A Type of AML therapy, B ELN adverse risk, C sex differences, D age-related survival difference, E ECOG performance score, F comorbidity, G cardiovascular disease, H chronic renal insufficiency, I diabetes mellitus, J body weight, K active cancer disease, L preceeding therapies, M previous radio-iodine therapy, N Latency period to t-AML. n Number of patients, OS overall survival, t-AML therapy-related AML, ELN European LeukemiaNet, ECOG Eastern Cooperative Oncology Group, CCI Charlson comorbidity index, BMI body mass index.

Fig. 5. Risk factors for overall survival (OS) in 225 patients with t-AML.

A Univariate Cox regression shows hazard ratio defined as risk of death from several risk factors in t-AML. Factors that were mainly determined by the previous disease are depicted in turquoise letters. B Multivariate Cox regression shows HR defined as risk of death from factors with univariate significance in t-AML and reveals ECOG-PS > 1, an adverse cytogenetic/molecular risk according to the ELN 2010 classification, intensive therapy, BMI < 18.5 kg/m² and diabetes mellitus as independent risk factors for OS in t-AML (depicted in orange letters). WBC white blood cell count, Hb hemoglobin, PLT platelets, CCI Charlson comorbidity index, ECOG Eastern Cooperative Oncology Group, BMI body-mass index, ELN European LeukemiaNet, HR hazard ratio, CI confidence interval.

Fig. 6. Risk factors for long-term survival in 995 AML patients with intensive therapy.

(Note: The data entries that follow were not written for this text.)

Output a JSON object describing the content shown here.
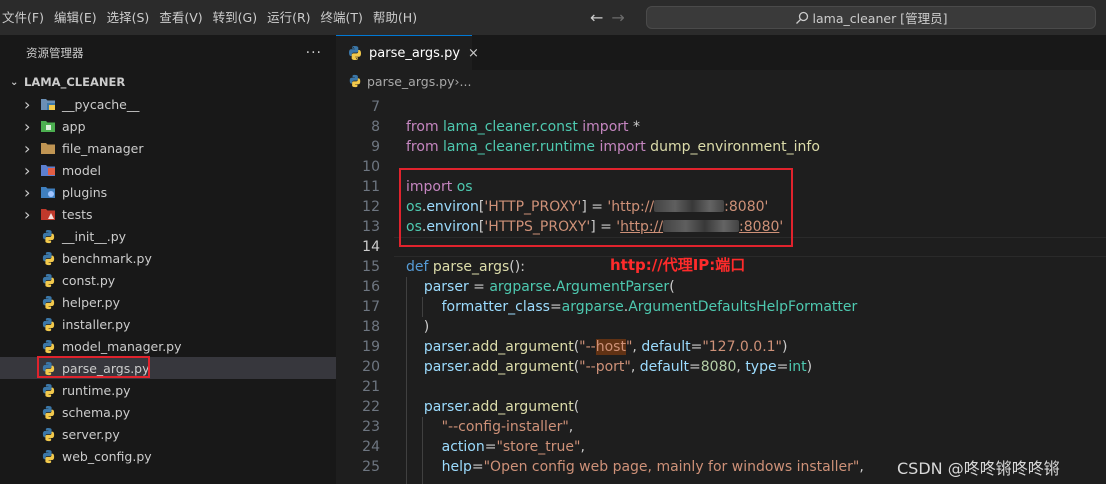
{
  "menu": [
    "文件(F)",
    "编辑(E)",
    "选择(S)",
    "查看(V)",
    "转到(G)",
    "运行(R)",
    "终端(T)",
    "帮助(H)"
  ],
  "search": {
    "text": "lama_cleaner [管理员]"
  },
  "sidebar": {
    "title": "资源管理器",
    "more": "···",
    "root": "LAMA_CLEANER",
    "items": [
      {
        "label": "__pycache__",
        "icon": "pycache-folder-icon",
        "folder": true
      },
      {
        "label": "app",
        "icon": "app-folder-icon",
        "folder": true
      },
      {
        "label": "file_manager",
        "icon": "folder-icon",
        "folder": true
      },
      {
        "label": "model",
        "icon": "model-folder-icon",
        "folder": true
      },
      {
        "label": "plugins",
        "icon": "plugins-folder-icon",
        "folder": true
      },
      {
        "label": "tests",
        "icon": "tests-folder-icon",
        "folder": true
      },
      {
        "label": "__init__.py",
        "icon": "python-icon",
        "folder": false
      },
      {
        "label": "benchmark.py",
        "icon": "python-icon",
        "folder": false
      },
      {
        "label": "const.py",
        "icon": "python-icon",
        "folder": false
      },
      {
        "label": "helper.py",
        "icon": "python-icon",
        "folder": false
      },
      {
        "label": "installer.py",
        "icon": "python-icon",
        "folder": false
      },
      {
        "label": "model_manager.py",
        "icon": "python-icon",
        "folder": false
      },
      {
        "label": "parse_args.py",
        "icon": "python-icon",
        "folder": false,
        "selected": true
      },
      {
        "label": "runtime.py",
        "icon": "python-icon",
        "folder": false
      },
      {
        "label": "schema.py",
        "icon": "python-icon",
        "folder": false
      },
      {
        "label": "server.py",
        "icon": "python-icon",
        "folder": false
      },
      {
        "label": "web_config.py",
        "icon": "python-icon",
        "folder": false
      }
    ]
  },
  "tab": {
    "label": "parse_args.py",
    "close": "×"
  },
  "breadcrumb": {
    "file": "parse_args.py",
    "sep": " › ",
    "more": "..."
  },
  "code": [
    {
      "n": "7",
      "t": []
    },
    {
      "n": "8",
      "t": [
        [
          "kw",
          "from "
        ],
        [
          "mod",
          "lama_cleaner"
        ],
        [
          "pl",
          "."
        ],
        [
          "mod",
          "const"
        ],
        [
          "kw",
          " import"
        ],
        [
          "pl",
          " *"
        ]
      ]
    },
    {
      "n": "9",
      "t": [
        [
          "kw",
          "from "
        ],
        [
          "mod",
          "lama_cleaner"
        ],
        [
          "pl",
          "."
        ],
        [
          "mod",
          "runtime"
        ],
        [
          "kw",
          " import"
        ],
        [
          "fn",
          " dump_environment_info"
        ]
      ]
    },
    {
      "n": "10",
      "t": []
    },
    {
      "n": "11",
      "t": [
        [
          "kw",
          "import "
        ],
        [
          "mod",
          "os"
        ]
      ]
    },
    {
      "n": "12",
      "t": [
        [
          "mod",
          "os"
        ],
        [
          "pl",
          "."
        ],
        [
          "vr",
          "environ"
        ],
        [
          "pl",
          "["
        ],
        [
          "st",
          "'HTTP_PROXY'"
        ],
        [
          "pl",
          "] = "
        ],
        [
          "st",
          "'http://"
        ],
        [
          "blur",
          "70"
        ],
        [
          "st",
          ":8080'"
        ]
      ]
    },
    {
      "n": "13",
      "t": [
        [
          "mod",
          "os"
        ],
        [
          "pl",
          "."
        ],
        [
          "vr",
          "environ"
        ],
        [
          "pl",
          "["
        ],
        [
          "st",
          "'HTTPS_PROXY'"
        ],
        [
          "pl",
          "] = "
        ],
        [
          "st",
          "'"
        ],
        [
          "stul",
          "http://"
        ],
        [
          "blur",
          "76"
        ],
        [
          "stul",
          ":8080"
        ],
        [
          "st",
          "'"
        ]
      ]
    },
    {
      "n": "14",
      "t": [],
      "current": true
    },
    {
      "n": "15",
      "t": [
        [
          "kw2",
          "def "
        ],
        [
          "fn",
          "parse_args"
        ],
        [
          "pl",
          "():"
        ]
      ]
    },
    {
      "n": "16",
      "t": [
        [
          "pl",
          "    "
        ],
        [
          "vr",
          "parser"
        ],
        [
          "pl",
          " = "
        ],
        [
          "mod",
          "argparse"
        ],
        [
          "pl",
          "."
        ],
        [
          "cl",
          "ArgumentParser"
        ],
        [
          "pl",
          "("
        ]
      ]
    },
    {
      "n": "17",
      "t": [
        [
          "pl",
          "        "
        ],
        [
          "vr",
          "formatter_class"
        ],
        [
          "pl",
          "="
        ],
        [
          "mod",
          "argparse"
        ],
        [
          "pl",
          "."
        ],
        [
          "cl",
          "ArgumentDefaultsHelpFormatter"
        ]
      ]
    },
    {
      "n": "18",
      "t": [
        [
          "pl",
          "    )"
        ]
      ]
    },
    {
      "n": "19",
      "t": [
        [
          "pl",
          "    "
        ],
        [
          "vr",
          "parser"
        ],
        [
          "pl",
          "."
        ],
        [
          "fn",
          "add_argument"
        ],
        [
          "pl",
          "("
        ],
        [
          "st",
          "\"--"
        ],
        [
          "sthl",
          "host"
        ],
        [
          "st",
          "\""
        ],
        [
          "pl",
          ", "
        ],
        [
          "vr",
          "default"
        ],
        [
          "pl",
          "="
        ],
        [
          "st",
          "\"127.0.0.1\""
        ],
        [
          "pl",
          ")"
        ]
      ]
    },
    {
      "n": "20",
      "t": [
        [
          "pl",
          "    "
        ],
        [
          "vr",
          "parser"
        ],
        [
          "pl",
          "."
        ],
        [
          "fn",
          "add_argument"
        ],
        [
          "pl",
          "("
        ],
        [
          "st",
          "\"--port\""
        ],
        [
          "pl",
          ", "
        ],
        [
          "vr",
          "default"
        ],
        [
          "pl",
          "="
        ],
        [
          "nm",
          "8080"
        ],
        [
          "pl",
          ", "
        ],
        [
          "vr",
          "type"
        ],
        [
          "pl",
          "="
        ],
        [
          "cl",
          "int"
        ],
        [
          "pl",
          ")"
        ]
      ]
    },
    {
      "n": "21",
      "t": []
    },
    {
      "n": "22",
      "t": [
        [
          "pl",
          "    "
        ],
        [
          "vr",
          "parser"
        ],
        [
          "pl",
          "."
        ],
        [
          "fn",
          "add_argument"
        ],
        [
          "pl",
          "("
        ]
      ]
    },
    {
      "n": "23",
      "t": [
        [
          "pl",
          "        "
        ],
        [
          "st",
          "\"--config-installer\""
        ],
        [
          "pl",
          ","
        ]
      ]
    },
    {
      "n": "24",
      "t": [
        [
          "pl",
          "        "
        ],
        [
          "vr",
          "action"
        ],
        [
          "pl",
          "="
        ],
        [
          "st",
          "\"store_true\""
        ],
        [
          "pl",
          ","
        ]
      ]
    },
    {
      "n": "25",
      "t": [
        [
          "pl",
          "        "
        ],
        [
          "vr",
          "help"
        ],
        [
          "pl",
          "="
        ],
        [
          "st",
          "\"Open config web page, mainly for windows installer\""
        ],
        [
          "pl",
          ","
        ]
      ]
    }
  ],
  "annotation": "http://代理IP:端口",
  "watermark": "CSDN @咚咚锵咚咚锵"
}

A Univariate Cox regression. B Multivariate Cox regression. C Cause-specific hazard ratios for non-relapse mortality in the presence of risk factors with univariate impact. D Cause-specific hazard ratios for risk of relapse in the presence of risk factors with univariate impact. T-AML is no independent risk factor in the multivariate analysis of intensively treated patients, neither for OS, nor for RR or NRM. OS overall survival, RR risk of relapse, NRM non-relapse mortality, t-AML therapy-related AML, CCI Charlson comorbidity Index, ECOG Eastern Cooperative Oncology Group, ELN European LeukemiaNet, HR hazard ratio, CI confidence interval.